Specific aim 1. Determine whether exposure to air particles and PM-associated metals can modify exosomes in plasma as: a) quantity b) size c) characterization of the membrane molecules d) procoagulant activity e) miRNAs content

Specific aim 2. Determine whether the changes found in exosomes (Aim 1) are associated with Cardiovascular Disease (CVD) Risk Factors, such as: a) Aging b) Gender c) Smoking Habits d) Alcohol Consumption e) BMI f) Blood Pressure g) Medications h) Lipid Metabolism (Total Cholesterol, HDL-C, Triglyceride, LDL-C, HDL-2, HDL-3, Apolipoprotein A) i)Glucose Homeostasis (fasting and post load glucose, Insulin) j) Homocysteine

Specific aim 3. Determine whether the changes found in exosomes (Aim 1) predict alterations of CVD Risk endpoints, such as: a) Inflammation Markers (Cytokines) b) Coagulation Markers (Platelet Count and coagulation factor VIII, Prothrombin Time [PT] and Partial Thromboplastin Time [aPTT]) c) ECG (QRS, PR waves and heart rate) d) Endothelial function (ICAM-1, VCAM-1, C-reactive protein) e) Oxidative stress (8-OHdG and isoprostane [8-isoPGF2α])

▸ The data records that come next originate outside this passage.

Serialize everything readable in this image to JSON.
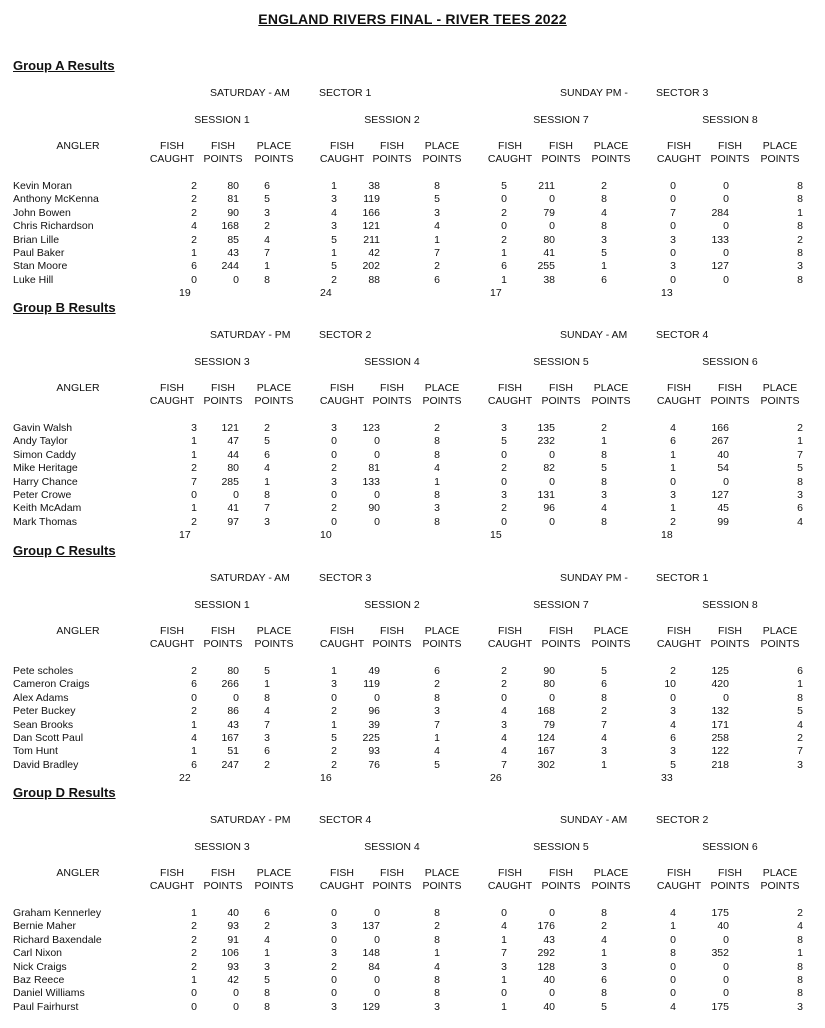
{
  "title": "ENGLAND RIVERS FINAL - RIVER TEES 2022",
  "column_headers": {
    "angler": "ANGLER",
    "fish_caught": [
      "FISH",
      "CAUGHT"
    ],
    "fish_points": [
      "FISH",
      "POINTS"
    ],
    "place_points": [
      "PLACE",
      "POINTS"
    ]
  },
  "groups": [
    {
      "heading": "Group A Results",
      "day1": "SATURDAY - AM",
      "sector1": "SECTOR 1",
      "day2": "SUNDAY PM -",
      "sector2": "SECTOR 3",
      "sessions": [
        "SESSION 1",
        "SESSION 2",
        "SESSION 7",
        "SESSION 8"
      ],
      "rows": [
        {
          "angler": "Kevin Moran",
          "v": [
            2,
            80,
            6,
            1,
            38,
            8,
            5,
            211,
            2,
            0,
            0,
            8
          ]
        },
        {
          "angler": "Anthony McKenna",
          "v": [
            2,
            81,
            5,
            3,
            119,
            5,
            0,
            0,
            8,
            0,
            0,
            8
          ]
        },
        {
          "angler": "John Bowen",
          "v": [
            2,
            90,
            3,
            4,
            166,
            3,
            2,
            79,
            4,
            7,
            284,
            1
          ]
        },
        {
          "angler": "Chris Richardson",
          "v": [
            4,
            168,
            2,
            3,
            121,
            4,
            0,
            0,
            8,
            0,
            0,
            8
          ]
        },
        {
          "angler": "Brian Lille",
          "v": [
            2,
            85,
            4,
            5,
            211,
            1,
            2,
            80,
            3,
            3,
            133,
            2
          ]
        },
        {
          "angler": "Paul Baker",
          "v": [
            1,
            43,
            7,
            1,
            42,
            7,
            1,
            41,
            5,
            0,
            0,
            8
          ]
        },
        {
          "angler": "Stan Moore",
          "v": [
            6,
            244,
            1,
            5,
            202,
            2,
            6,
            255,
            1,
            3,
            127,
            3
          ]
        },
        {
          "angler": "Luke Hill",
          "v": [
            0,
            0,
            8,
            2,
            88,
            6,
            1,
            38,
            6,
            0,
            0,
            8
          ]
        }
      ],
      "totals": [
        19,
        24,
        17,
        13
      ]
    },
    {
      "heading": "Group B Results",
      "day1": "SATURDAY - PM",
      "sector1": "SECTOR 2",
      "day2": "SUNDAY - AM",
      "sector2": "SECTOR 4",
      "sessions": [
        "SESSION 3",
        "SESSION 4",
        "SESSION 5",
        "SESSION 6"
      ],
      "rows": [
        {
          "angler": "Gavin Walsh",
          "v": [
            3,
            121,
            2,
            3,
            123,
            2,
            3,
            135,
            2,
            4,
            166,
            2
          ]
        },
        {
          "angler": "Andy Taylor",
          "v": [
            1,
            47,
            5,
            0,
            0,
            8,
            5,
            232,
            1,
            6,
            267,
            1
          ]
        },
        {
          "angler": "Simon Caddy",
          "v": [
            1,
            44,
            6,
            0,
            0,
            8,
            0,
            0,
            8,
            1,
            40,
            7
          ]
        },
        {
          "angler": "Mike Heritage",
          "v": [
            2,
            80,
            4,
            2,
            81,
            4,
            2,
            82,
            5,
            1,
            54,
            5
          ]
        },
        {
          "angler": "Harry Chance",
          "v": [
            7,
            285,
            1,
            3,
            133,
            1,
            0,
            0,
            8,
            0,
            0,
            8
          ]
        },
        {
          "angler": "Peter Crowe",
          "v": [
            0,
            0,
            8,
            0,
            0,
            8,
            3,
            131,
            3,
            3,
            127,
            3
          ]
        },
        {
          "angler": "Keith McAdam",
          "v": [
            1,
            41,
            7,
            2,
            90,
            3,
            2,
            96,
            4,
            1,
            45,
            6
          ]
        },
        {
          "angler": "Mark Thomas",
          "v": [
            2,
            97,
            3,
            0,
            0,
            8,
            0,
            0,
            8,
            2,
            99,
            4
          ]
        }
      ],
      "totals": [
        17,
        10,
        15,
        18
      ]
    },
    {
      "heading": "Group C Results",
      "day1": "SATURDAY - AM",
      "sector1": "SECTOR 3",
      "day2": "SUNDAY PM -",
      "sector2": "SECTOR 1",
      "sessions": [
        "SESSION 1",
        "SESSION 2",
        "SESSION 7",
        "SESSION 8"
      ],
      "rows": [
        {
          "angler": "Pete scholes",
          "v": [
            2,
            80,
            5,
            1,
            49,
            6,
            2,
            90,
            5,
            2,
            125,
            6
          ]
        },
        {
          "angler": "Cameron Craigs",
          "v": [
            6,
            266,
            1,
            3,
            119,
            2,
            2,
            80,
            6,
            10,
            420,
            1
          ]
        },
        {
          "angler": "Alex Adams",
          "v": [
            0,
            0,
            8,
            0,
            0,
            8,
            0,
            0,
            8,
            0,
            0,
            8
          ]
        },
        {
          "angler": "Peter Buckey",
          "v": [
            2,
            86,
            4,
            2,
            96,
            3,
            4,
            168,
            2,
            3,
            132,
            5
          ]
        },
        {
          "angler": "Sean Brooks",
          "v": [
            1,
            43,
            7,
            1,
            39,
            7,
            3,
            79,
            7,
            4,
            171,
            4
          ]
        },
        {
          "angler": "Dan Scott Paul",
          "v": [
            4,
            167,
            3,
            5,
            225,
            1,
            4,
            124,
            4,
            6,
            258,
            2
          ]
        },
        {
          "angler": "Tom Hunt",
          "v": [
            1,
            51,
            6,
            2,
            93,
            4,
            4,
            167,
            3,
            3,
            122,
            7
          ]
        },
        {
          "angler": "David Bradley",
          "v": [
            6,
            247,
            2,
            2,
            76,
            5,
            7,
            302,
            1,
            5,
            218,
            3
          ]
        }
      ],
      "totals": [
        22,
        16,
        26,
        33
      ]
    },
    {
      "heading": "Group D Results",
      "day1": "SATURDAY - PM",
      "sector1": "SECTOR 4",
      "day2": "SUNDAY - AM",
      "sector2": "SECTOR 2",
      "sessions": [
        "SESSION 3",
        "SESSION 4",
        "SESSION 5",
        "SESSION 6"
      ],
      "rows": [
        {
          "angler": "Graham Kennerley",
          "v": [
            1,
            40,
            6,
            0,
            0,
            8,
            0,
            0,
            8,
            4,
            175,
            2
          ]
        },
        {
          "angler": "Bernie Maher",
          "v": [
            2,
            93,
            2,
            3,
            137,
            2,
            4,
            176,
            2,
            1,
            40,
            4
          ]
        },
        {
          "angler": "Richard Baxendale",
          "v": [
            2,
            91,
            4,
            0,
            0,
            8,
            1,
            43,
            4,
            0,
            0,
            8
          ]
        },
        {
          "angler": "Carl Nixon",
          "v": [
            2,
            106,
            1,
            3,
            148,
            1,
            7,
            292,
            1,
            8,
            352,
            1
          ]
        },
        {
          "angler": "Nick Craigs",
          "v": [
            2,
            93,
            3,
            2,
            84,
            4,
            3,
            128,
            3,
            0,
            0,
            8
          ]
        },
        {
          "angler": "Baz Reece",
          "v": [
            1,
            42,
            5,
            0,
            0,
            8,
            1,
            40,
            6,
            0,
            0,
            8
          ]
        },
        {
          "angler": "Daniel Williams",
          "v": [
            0,
            0,
            8,
            0,
            0,
            8,
            0,
            0,
            8,
            0,
            0,
            8
          ]
        },
        {
          "angler": "Paul Fairhurst",
          "v": [
            0,
            0,
            8,
            3,
            129,
            3,
            1,
            40,
            5,
            4,
            175,
            3
          ]
        }
      ],
      "totals": []
    }
  ]
}
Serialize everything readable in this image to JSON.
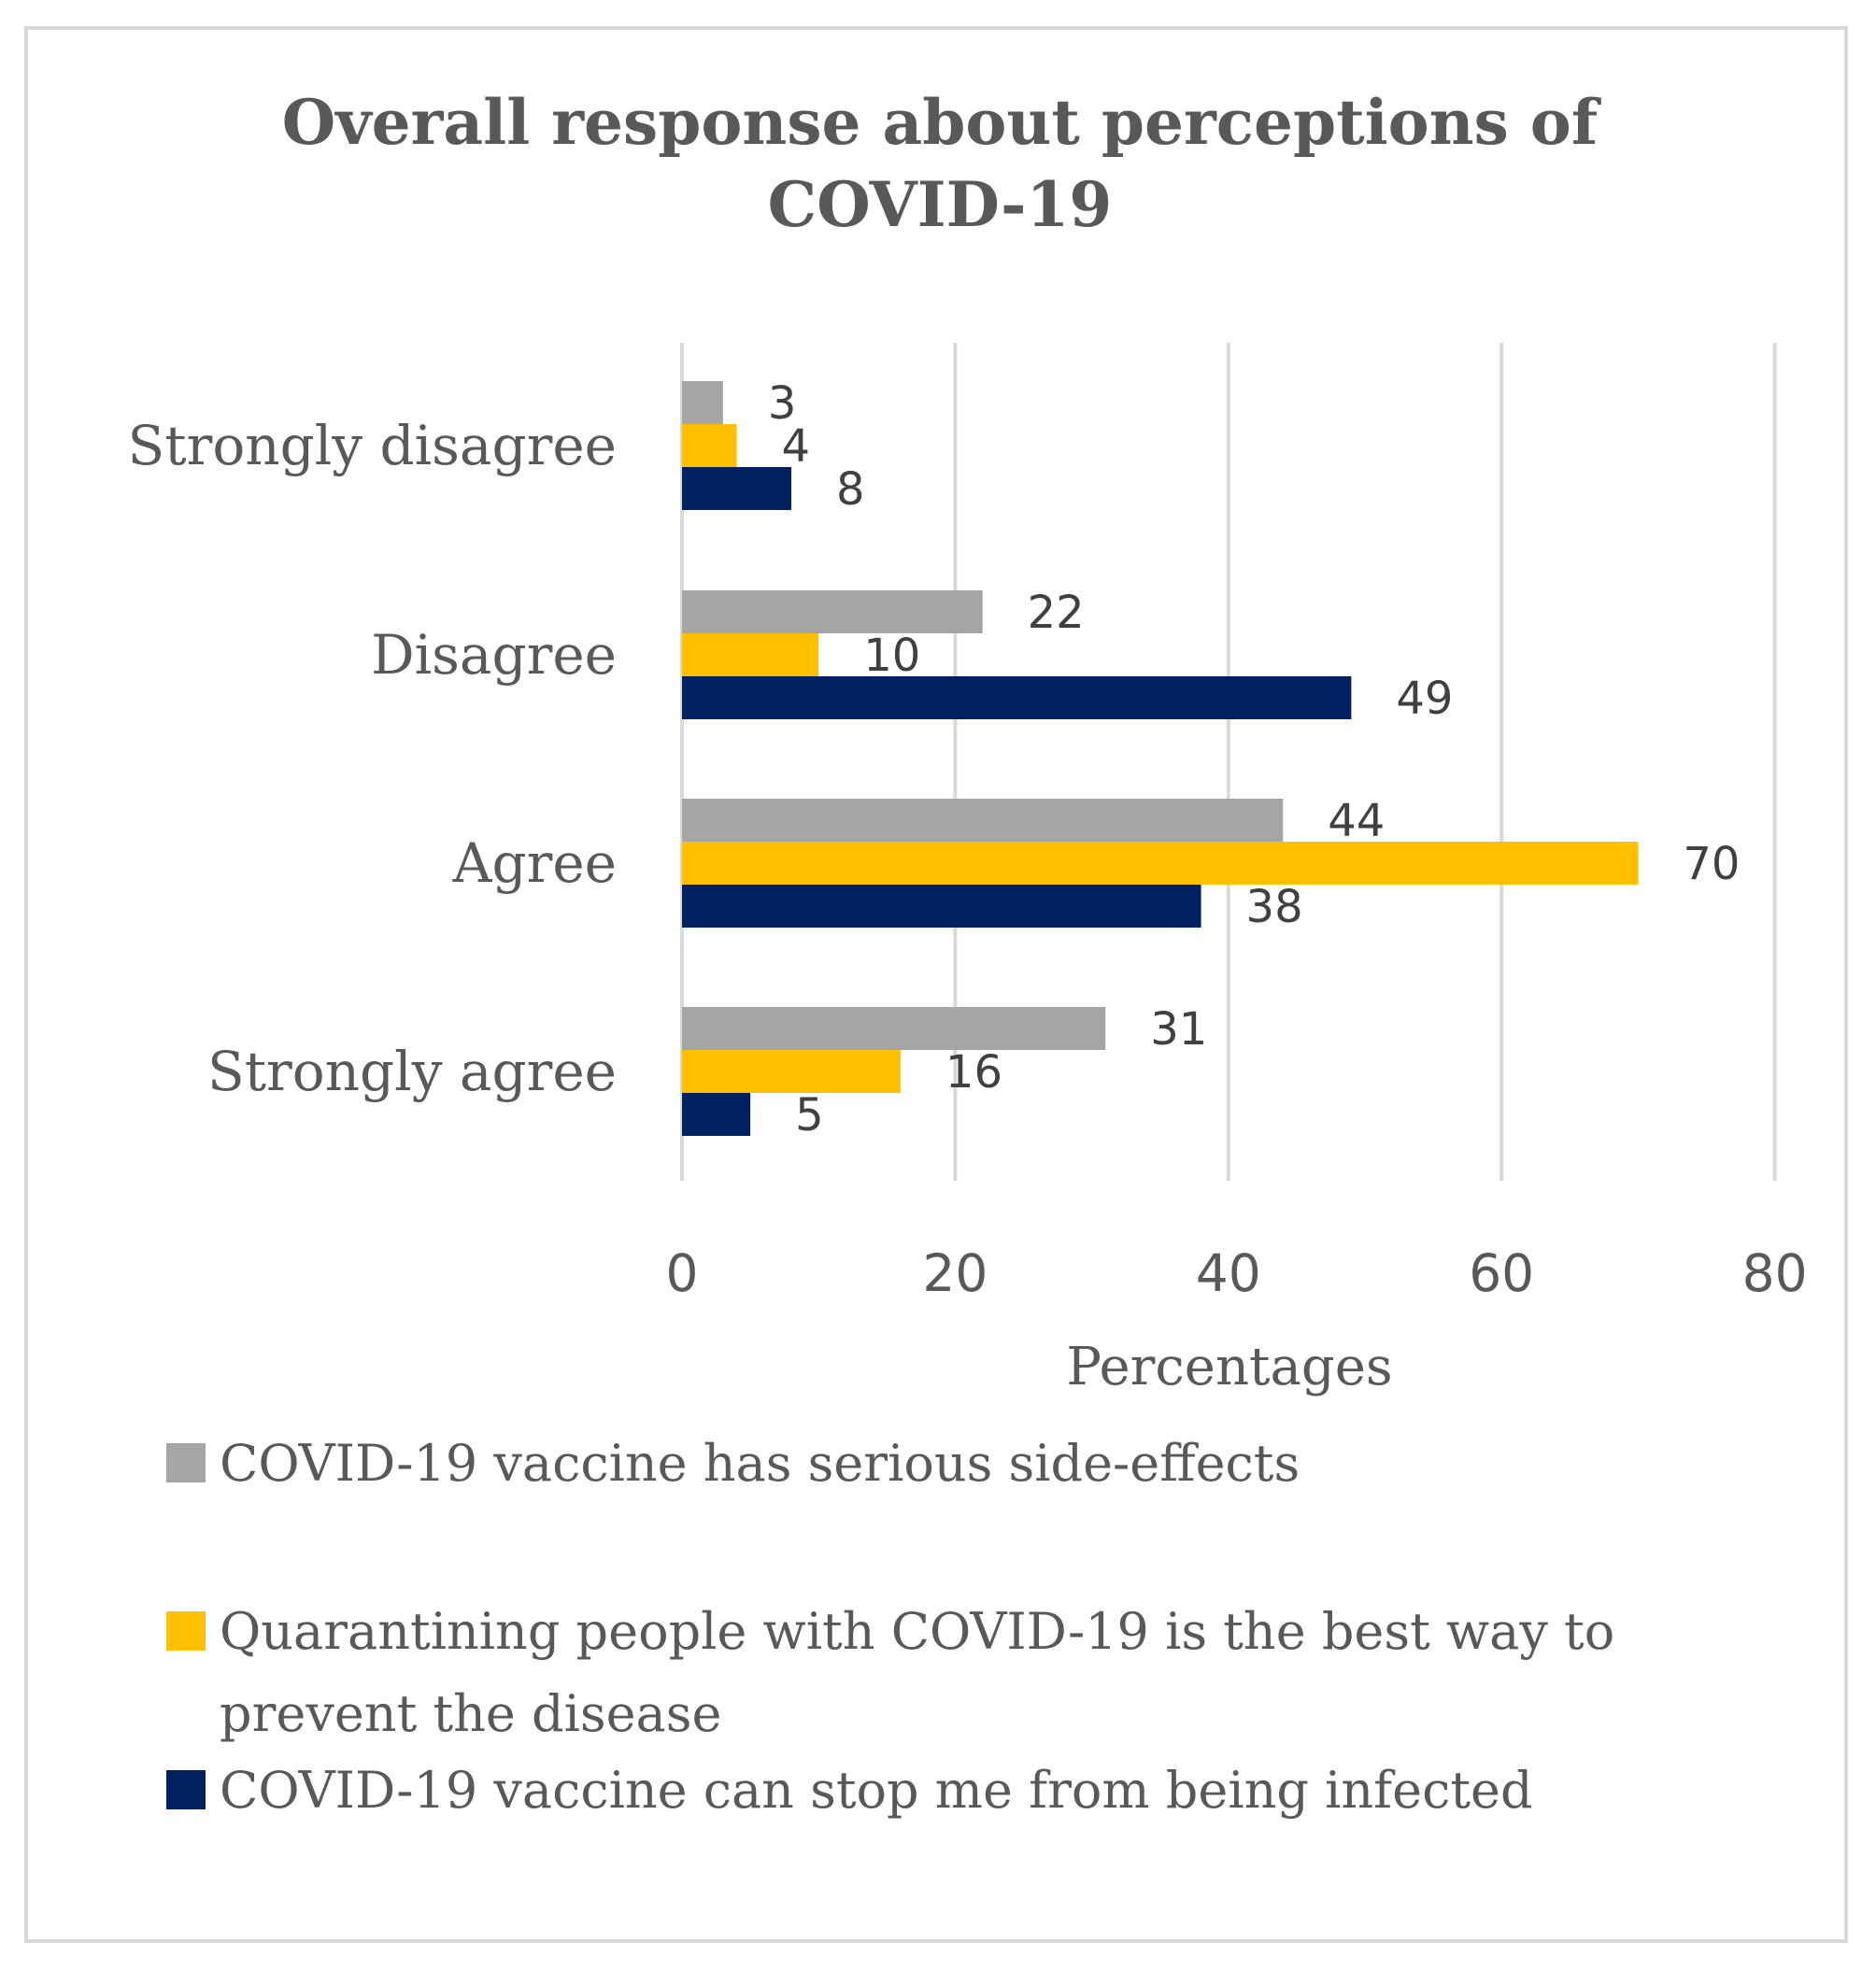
{
  "chart_data": {
    "type": "bar",
    "orientation": "horizontal",
    "title_lines": [
      "Overall response about perceptions of",
      "COVID-19"
    ],
    "categories": [
      "Strongly disagree",
      "Disagree",
      "Agree",
      "Strongly agree"
    ],
    "series": [
      {
        "name": "COVID-19 vaccine has serious side-effects",
        "color": "#a5a5a5",
        "values": [
          3,
          22,
          44,
          31
        ]
      },
      {
        "name": "Quarantining people with COVID-19 is the best way to prevent the disease",
        "legend_lines": [
          "Quarantining people with COVID-19 is the best way to",
          "prevent the disease"
        ],
        "color": "#ffc000",
        "values": [
          4,
          10,
          70,
          16
        ]
      },
      {
        "name": "COVID-19 vaccine can stop me from being infected",
        "color": "#002060",
        "values": [
          8,
          49,
          38,
          5
        ]
      }
    ],
    "xlim": [
      0,
      80
    ],
    "xticks": [
      "0",
      "20",
      "40",
      "60",
      "80"
    ],
    "xlabel": "Percentages",
    "gridlines": true,
    "legend_position": "bottom"
  }
}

Specific aim 4. Determine whether exposure to air particles and PM-associated metals are associated with selected CVD Risk Factors, such as: a) BMI b) Blood Pressure c) Lipid Metabolism (Total Cholesterol, HDL-C, Triglyceride, LDL-C, HDL-2, HDL-3, Apolipoprotein A) d) Glucose Homeostasis (fasting and post load glucose, Insulin) e) Homocysteine

Specific aim 5. Determine whether exposure to air particles and PM-associated metals predict alterations of CVD Risk Biomarkers (listed in Specific Aim 3).  

In vitro study aims: We will integrate the human study with an in-vitro model. We will use a system made of paired cell cultures (A549 lung cells and HUV-EC-C endothelial cells or granulocytes and HUV-EC-C endothelial cells) to clarify if exosomes produced by lung/granulocytes can directly interact with vascular endothelial cells

Specific aim 6. Determine in vitro whether exposure of lung cells/granulocytes to PM and PM-associated metals can modify exosomes release in cell medium as: a) quantity b) procoagulant activity c) miRNAs content

Specific aim 7.  Determine whether the changes found in exosomes (produced by lung and granulocytes exposed to PM) predict alterations of CVD Risk Biomarkers, such as: a) Pro-Inflammation Markers (Cytokine release) b) Oxidative stress (8-OHdG and isoprostane 8-isoPGF2α) c) Cell Mortality

 Specific aim 8.  Determine whether the changes found in exosomes (producted by lung and granulocytes exposed to PM) are associated with changes in endothelial cells, such as : a) Pro-Inflammation Markers (Cytokine release) b) Oxidative stress (8-OHdG and isoprostane 8-isoPGF2α) c) Mortality

 Specific aim 9.  Determine whether the changes found in exosomes predict alterations of CVD Risk Biomarkers, such as: a) Pro-Inflammation Markers (Cytokine release) b) Oxidative stress (8-OHdG and isoprostane 8-isoPGF2α) c) Mortality

 Specific aim 10.  Determine whether endothelial cells treated with purified exosomes (producted by lung and granulocytes exposed to PM) show: a) Alterations in RNA expression evaluated by a CVD- focused PCR Arrays. b) Alterations in VCAM-1, ICAM-1 and E-selectin proteins.